The First Day: A Turtle’s Start Toward Strength
I know myself too well: go too hard on Day One, and I’ll crash, burn, and quit by Day Three.
So this time, no big declarations, no macho posturing. Instead, I’m starting like a turtle — slow, steady, and with the simple goal of teaching my lazy muscles:
“Hey guys… training season is coming. Get ready.”
Today’s “Workout”
- Push-ups: 20 reps × 2 sets
- Bodyweight Squats: 20 reps × 2 sets
- Core Work: Just enough to wake up the abs and remind my posture that it exists
And because I can’t ignore it any longer, part of today’s training was cleaning out the messy garage that will become one of my workout spots. Consider it functional fitness.
Why Start So Small?
Because I’ve been here before — dozens of times. Every “serious” start ended with sore joints, lost motivation, and another long break. At 40+, the goal isn’t to prove toughness on Day One; it’s to still be training on Day 100.
Minimal Equipment, Maximum Longevity
I’m skipping the gym and keeping dumbbells to a bare minimum. I believe that for a body over 40, bodyweight training is the safest, most sustainable path.
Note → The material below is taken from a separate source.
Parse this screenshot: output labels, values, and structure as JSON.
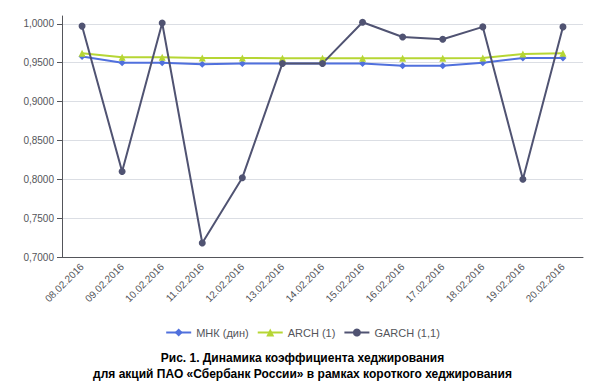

One of the best resources for this approach is Convict Conditioning by Paul Wade. It focuses on progressive bodyweight exercises — push-ups, squats, pull-ups — scaling from absolute beginner levels to advanced strength training, all while protecting joints and avoiding unnecessary injuries.
Day One Done
So that’s it for today. No fanfare, no heroics. Just a few sets, a cleaner garage, and the first tiny step toward building a stronger, pain-free body that might — just might — help me dunk someday.
Tomorrow, I’ll try to show up again. That’s the real win right now.